Guy Bowden wrote:
> On this note - what is considered "best practice" in a - sent to friend
> type thing.
>
> i.e. User inputs their name + message + email + friends email into a
> html/flash form
>
> friend gets a link to read the message.
>
> currently I do this:
>
> 1 collect form input
> 2 create hash using the md5/uniqid method : $hash = md5(uniqid($key));
> 3 input data to database table using the hash as the primary key value
> 4 send email to friend with link containing the hash
> 5 user clicks on link
> 6 hash read in from the $_GET object
> 7 hash used to select message details from DB and displayed to the user
>
> There's never a security issue here - i.e. i don't mind how many times /
> who reads the message, but just want to make it hard to just guess keys
> to read other messages (otherwise it would just be the db id)
>
> This method works for me, but is it the *right* way?

I would also:

Track the sender IP address, and only allow N sends per time period T.
Track the recipient email, and only allow M "To:"s per time period U.
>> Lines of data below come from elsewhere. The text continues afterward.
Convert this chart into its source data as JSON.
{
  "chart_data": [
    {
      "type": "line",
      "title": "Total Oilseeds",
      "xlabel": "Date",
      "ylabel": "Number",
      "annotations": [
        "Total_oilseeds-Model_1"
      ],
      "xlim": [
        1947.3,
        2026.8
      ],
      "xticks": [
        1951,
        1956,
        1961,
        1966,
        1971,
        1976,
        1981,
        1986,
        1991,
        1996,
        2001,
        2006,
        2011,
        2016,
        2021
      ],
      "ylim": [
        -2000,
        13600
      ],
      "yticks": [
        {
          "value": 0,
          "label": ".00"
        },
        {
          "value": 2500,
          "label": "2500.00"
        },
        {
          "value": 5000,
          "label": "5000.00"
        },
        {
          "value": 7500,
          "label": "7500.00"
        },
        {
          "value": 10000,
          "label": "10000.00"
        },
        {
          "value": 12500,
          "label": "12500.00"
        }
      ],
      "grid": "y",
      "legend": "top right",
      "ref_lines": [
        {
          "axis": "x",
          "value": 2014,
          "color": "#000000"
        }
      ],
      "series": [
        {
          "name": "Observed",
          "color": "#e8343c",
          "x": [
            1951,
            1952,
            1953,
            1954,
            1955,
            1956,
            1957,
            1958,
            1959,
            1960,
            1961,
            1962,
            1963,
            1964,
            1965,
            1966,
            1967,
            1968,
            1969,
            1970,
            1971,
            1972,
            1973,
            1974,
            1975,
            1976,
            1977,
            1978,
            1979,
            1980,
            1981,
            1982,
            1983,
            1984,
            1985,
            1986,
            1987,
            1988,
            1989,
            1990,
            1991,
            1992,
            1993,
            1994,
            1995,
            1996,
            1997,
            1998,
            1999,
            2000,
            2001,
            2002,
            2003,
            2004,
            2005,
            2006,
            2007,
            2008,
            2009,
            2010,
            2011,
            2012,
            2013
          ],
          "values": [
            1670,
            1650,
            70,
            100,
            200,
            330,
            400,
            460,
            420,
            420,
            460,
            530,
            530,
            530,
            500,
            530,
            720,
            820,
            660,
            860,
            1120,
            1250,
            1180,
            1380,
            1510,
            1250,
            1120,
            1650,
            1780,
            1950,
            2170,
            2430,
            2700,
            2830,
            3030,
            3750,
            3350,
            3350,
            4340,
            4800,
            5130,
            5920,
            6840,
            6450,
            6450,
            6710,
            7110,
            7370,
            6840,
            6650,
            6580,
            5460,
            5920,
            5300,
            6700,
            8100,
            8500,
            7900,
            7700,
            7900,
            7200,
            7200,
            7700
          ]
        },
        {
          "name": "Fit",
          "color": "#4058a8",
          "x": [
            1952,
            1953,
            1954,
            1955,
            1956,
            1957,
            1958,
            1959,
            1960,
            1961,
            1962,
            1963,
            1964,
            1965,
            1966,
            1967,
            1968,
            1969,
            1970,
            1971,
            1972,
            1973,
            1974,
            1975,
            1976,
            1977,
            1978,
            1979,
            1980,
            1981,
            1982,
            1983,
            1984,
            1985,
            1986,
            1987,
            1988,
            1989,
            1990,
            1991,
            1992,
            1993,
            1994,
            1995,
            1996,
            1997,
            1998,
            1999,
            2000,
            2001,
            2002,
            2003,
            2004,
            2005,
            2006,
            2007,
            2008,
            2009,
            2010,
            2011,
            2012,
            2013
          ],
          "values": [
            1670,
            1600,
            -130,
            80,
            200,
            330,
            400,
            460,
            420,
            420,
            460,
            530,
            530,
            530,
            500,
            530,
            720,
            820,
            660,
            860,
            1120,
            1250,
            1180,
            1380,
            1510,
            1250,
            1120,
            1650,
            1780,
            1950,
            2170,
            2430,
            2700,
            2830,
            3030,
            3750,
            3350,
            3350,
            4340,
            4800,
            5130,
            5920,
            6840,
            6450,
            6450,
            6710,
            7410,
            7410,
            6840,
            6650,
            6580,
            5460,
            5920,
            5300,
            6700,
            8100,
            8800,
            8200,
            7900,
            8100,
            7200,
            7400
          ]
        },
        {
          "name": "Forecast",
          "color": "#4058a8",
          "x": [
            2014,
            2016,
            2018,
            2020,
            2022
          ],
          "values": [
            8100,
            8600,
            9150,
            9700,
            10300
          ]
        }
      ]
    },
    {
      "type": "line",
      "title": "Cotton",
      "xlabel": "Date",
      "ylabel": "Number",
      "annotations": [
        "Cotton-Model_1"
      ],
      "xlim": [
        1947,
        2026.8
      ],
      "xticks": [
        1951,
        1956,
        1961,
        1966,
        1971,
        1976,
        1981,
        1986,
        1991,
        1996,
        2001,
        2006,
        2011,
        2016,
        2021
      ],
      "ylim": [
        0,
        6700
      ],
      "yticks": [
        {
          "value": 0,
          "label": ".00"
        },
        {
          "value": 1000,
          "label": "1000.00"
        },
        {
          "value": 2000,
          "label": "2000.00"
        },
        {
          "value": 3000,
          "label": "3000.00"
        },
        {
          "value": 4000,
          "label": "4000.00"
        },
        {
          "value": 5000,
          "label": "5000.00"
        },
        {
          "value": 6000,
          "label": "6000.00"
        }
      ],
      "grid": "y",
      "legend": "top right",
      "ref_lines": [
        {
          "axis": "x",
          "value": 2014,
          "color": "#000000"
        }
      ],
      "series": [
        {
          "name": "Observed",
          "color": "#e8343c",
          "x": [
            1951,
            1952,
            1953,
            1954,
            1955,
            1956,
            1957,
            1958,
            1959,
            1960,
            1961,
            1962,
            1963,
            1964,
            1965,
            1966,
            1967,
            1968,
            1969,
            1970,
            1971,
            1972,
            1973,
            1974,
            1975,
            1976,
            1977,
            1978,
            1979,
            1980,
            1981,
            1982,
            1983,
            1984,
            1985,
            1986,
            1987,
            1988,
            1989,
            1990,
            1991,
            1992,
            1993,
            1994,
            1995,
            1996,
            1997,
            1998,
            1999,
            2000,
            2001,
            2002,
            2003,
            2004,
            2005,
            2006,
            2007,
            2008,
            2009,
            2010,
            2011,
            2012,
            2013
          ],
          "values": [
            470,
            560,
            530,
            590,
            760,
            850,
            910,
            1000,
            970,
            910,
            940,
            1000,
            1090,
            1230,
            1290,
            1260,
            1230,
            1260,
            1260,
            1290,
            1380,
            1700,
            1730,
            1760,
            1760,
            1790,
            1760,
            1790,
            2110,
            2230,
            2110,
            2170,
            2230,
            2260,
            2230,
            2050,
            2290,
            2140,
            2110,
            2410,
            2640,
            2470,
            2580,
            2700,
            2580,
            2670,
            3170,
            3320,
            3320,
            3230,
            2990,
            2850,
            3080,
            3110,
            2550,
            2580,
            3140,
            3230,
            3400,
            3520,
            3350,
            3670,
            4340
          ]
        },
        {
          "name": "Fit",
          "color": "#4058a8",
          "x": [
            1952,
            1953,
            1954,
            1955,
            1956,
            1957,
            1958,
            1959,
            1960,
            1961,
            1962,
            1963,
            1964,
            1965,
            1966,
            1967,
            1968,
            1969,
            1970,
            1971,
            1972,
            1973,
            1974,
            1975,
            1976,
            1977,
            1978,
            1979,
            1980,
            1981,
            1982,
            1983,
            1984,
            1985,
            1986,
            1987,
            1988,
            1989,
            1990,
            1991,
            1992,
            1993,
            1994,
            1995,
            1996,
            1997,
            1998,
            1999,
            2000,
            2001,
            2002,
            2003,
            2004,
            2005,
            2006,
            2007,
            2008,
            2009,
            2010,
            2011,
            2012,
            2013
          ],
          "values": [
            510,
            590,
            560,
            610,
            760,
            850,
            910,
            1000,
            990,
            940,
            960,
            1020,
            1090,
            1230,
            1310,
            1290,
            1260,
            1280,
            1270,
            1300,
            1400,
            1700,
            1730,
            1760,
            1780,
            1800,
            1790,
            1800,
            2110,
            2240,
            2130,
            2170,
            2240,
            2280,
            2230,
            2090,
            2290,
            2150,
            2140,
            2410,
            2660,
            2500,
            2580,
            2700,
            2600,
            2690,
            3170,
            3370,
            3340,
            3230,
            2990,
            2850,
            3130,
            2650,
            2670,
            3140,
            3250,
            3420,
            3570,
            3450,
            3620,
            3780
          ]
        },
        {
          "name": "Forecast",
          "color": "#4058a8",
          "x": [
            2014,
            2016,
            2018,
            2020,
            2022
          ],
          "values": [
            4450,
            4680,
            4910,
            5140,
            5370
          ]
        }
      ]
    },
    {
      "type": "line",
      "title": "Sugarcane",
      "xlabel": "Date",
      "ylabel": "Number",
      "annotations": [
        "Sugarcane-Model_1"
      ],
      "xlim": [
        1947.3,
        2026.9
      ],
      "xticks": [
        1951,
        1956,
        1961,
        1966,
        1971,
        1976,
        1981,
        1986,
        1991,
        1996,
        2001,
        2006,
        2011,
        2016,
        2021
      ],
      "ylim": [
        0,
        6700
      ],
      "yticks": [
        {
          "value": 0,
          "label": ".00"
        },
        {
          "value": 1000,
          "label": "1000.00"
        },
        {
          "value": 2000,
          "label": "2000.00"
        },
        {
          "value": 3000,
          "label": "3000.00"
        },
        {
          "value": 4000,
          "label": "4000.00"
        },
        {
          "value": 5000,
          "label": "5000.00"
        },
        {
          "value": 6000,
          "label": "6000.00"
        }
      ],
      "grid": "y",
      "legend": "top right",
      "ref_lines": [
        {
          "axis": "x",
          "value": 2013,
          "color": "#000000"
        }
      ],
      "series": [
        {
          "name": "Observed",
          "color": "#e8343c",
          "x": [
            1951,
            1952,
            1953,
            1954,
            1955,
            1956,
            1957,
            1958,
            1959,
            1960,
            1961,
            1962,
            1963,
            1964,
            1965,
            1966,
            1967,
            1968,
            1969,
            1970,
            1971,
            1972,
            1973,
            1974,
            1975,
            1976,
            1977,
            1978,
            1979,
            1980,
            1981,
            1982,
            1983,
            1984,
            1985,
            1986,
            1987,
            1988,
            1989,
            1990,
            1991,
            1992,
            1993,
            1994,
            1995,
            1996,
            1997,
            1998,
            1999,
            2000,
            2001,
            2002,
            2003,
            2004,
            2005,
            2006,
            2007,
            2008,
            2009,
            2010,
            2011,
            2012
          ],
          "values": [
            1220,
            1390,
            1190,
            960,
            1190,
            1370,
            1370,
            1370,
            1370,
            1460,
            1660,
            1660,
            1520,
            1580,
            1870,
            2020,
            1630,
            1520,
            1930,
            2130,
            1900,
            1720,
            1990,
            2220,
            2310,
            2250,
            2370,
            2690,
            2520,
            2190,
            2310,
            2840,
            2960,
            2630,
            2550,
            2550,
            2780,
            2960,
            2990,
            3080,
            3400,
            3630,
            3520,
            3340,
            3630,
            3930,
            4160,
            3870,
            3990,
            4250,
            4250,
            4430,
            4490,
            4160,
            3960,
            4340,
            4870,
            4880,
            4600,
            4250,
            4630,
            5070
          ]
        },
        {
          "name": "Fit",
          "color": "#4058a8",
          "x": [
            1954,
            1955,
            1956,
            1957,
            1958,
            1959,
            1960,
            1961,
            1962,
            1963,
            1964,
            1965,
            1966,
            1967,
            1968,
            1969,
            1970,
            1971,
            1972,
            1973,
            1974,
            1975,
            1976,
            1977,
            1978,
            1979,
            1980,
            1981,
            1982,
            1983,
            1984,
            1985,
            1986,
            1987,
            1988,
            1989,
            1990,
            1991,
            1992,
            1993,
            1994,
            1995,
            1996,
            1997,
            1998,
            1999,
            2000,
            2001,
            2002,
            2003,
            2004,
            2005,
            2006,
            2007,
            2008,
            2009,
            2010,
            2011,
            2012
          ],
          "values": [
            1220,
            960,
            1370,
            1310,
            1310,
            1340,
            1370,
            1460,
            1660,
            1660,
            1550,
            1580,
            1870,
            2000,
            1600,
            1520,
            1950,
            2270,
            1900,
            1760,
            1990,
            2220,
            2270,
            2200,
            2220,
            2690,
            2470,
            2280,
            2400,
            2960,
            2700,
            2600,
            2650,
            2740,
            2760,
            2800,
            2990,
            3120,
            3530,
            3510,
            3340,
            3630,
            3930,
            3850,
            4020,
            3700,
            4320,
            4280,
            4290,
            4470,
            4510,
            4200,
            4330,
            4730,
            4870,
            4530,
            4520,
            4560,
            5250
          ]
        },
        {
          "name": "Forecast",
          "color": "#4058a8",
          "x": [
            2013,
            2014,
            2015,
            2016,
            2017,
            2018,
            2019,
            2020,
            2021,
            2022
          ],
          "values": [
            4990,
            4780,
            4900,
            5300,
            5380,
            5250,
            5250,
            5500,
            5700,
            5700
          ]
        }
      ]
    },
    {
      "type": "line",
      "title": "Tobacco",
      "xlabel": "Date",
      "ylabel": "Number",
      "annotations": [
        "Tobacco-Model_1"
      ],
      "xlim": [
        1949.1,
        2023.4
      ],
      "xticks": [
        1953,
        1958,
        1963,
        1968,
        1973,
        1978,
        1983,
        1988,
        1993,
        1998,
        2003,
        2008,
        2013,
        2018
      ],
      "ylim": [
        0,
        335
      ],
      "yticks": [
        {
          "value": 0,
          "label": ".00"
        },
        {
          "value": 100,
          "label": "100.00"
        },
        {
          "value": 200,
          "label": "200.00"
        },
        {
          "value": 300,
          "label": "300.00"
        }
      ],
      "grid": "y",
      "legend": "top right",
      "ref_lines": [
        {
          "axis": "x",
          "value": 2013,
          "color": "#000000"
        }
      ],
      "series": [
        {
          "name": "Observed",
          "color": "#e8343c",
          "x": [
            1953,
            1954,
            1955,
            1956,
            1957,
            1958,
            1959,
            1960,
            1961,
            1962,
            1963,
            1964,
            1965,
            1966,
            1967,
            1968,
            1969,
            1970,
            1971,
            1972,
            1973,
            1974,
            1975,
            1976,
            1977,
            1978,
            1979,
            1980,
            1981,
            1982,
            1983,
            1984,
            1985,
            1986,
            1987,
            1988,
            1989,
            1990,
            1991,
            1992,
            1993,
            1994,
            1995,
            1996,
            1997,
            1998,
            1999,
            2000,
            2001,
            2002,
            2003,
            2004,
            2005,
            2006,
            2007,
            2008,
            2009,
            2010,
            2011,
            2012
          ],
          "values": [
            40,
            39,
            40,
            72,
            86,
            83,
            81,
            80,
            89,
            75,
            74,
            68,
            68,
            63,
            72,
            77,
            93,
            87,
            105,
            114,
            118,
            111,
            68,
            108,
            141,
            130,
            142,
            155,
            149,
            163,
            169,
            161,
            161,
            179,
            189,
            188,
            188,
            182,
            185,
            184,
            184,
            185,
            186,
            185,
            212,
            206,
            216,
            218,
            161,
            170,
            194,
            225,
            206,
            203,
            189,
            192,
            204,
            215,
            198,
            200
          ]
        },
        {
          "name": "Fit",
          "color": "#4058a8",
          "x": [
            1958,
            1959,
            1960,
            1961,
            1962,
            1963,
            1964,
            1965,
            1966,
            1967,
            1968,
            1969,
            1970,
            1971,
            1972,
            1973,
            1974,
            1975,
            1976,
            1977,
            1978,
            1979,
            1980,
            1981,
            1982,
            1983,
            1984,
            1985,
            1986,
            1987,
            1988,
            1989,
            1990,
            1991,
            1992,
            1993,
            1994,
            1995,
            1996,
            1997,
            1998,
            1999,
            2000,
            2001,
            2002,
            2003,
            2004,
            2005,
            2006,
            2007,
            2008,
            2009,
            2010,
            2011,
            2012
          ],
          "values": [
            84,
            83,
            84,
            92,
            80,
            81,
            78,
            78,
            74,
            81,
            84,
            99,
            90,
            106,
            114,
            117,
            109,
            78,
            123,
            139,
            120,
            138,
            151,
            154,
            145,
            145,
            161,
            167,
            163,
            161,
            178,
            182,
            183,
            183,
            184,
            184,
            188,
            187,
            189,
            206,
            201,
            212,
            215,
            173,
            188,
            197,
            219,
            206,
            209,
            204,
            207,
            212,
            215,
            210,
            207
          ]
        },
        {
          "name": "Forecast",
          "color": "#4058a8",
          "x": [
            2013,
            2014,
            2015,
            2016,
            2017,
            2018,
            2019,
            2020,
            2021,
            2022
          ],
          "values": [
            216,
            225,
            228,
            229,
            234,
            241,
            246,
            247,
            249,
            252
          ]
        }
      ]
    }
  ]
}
The point being to stop spammers from using your system to spam the world,
or target specific victims.

Is $key the ID in the database?  You may want to consider adding in "more"
randomness with mt_rand() as the manual suggests on the uniqid page -- You
can still keep $key as part of the hash by doing:
md5(uniqid("$key|" . mt_rand(), true))

Certainly sending the md5/uniquid as the only thing exposed is about as
good as you can get for making sure that the other email URLs are
guessable -- You do run the risk that sooner or later your md5/uniquid
hash will "collide" with two emails on the same value.  Easy enough to
check the db and generate another hash if they do collide, so I'd add that
in if you don't have it.  Add a line after your md5(...) call and set
$hash = '42' for testing purpose, then comment it out to go back to
reality.

You could look into the larger bits and longer hashes that would be
"better" but I really don't think that's necessary, imho.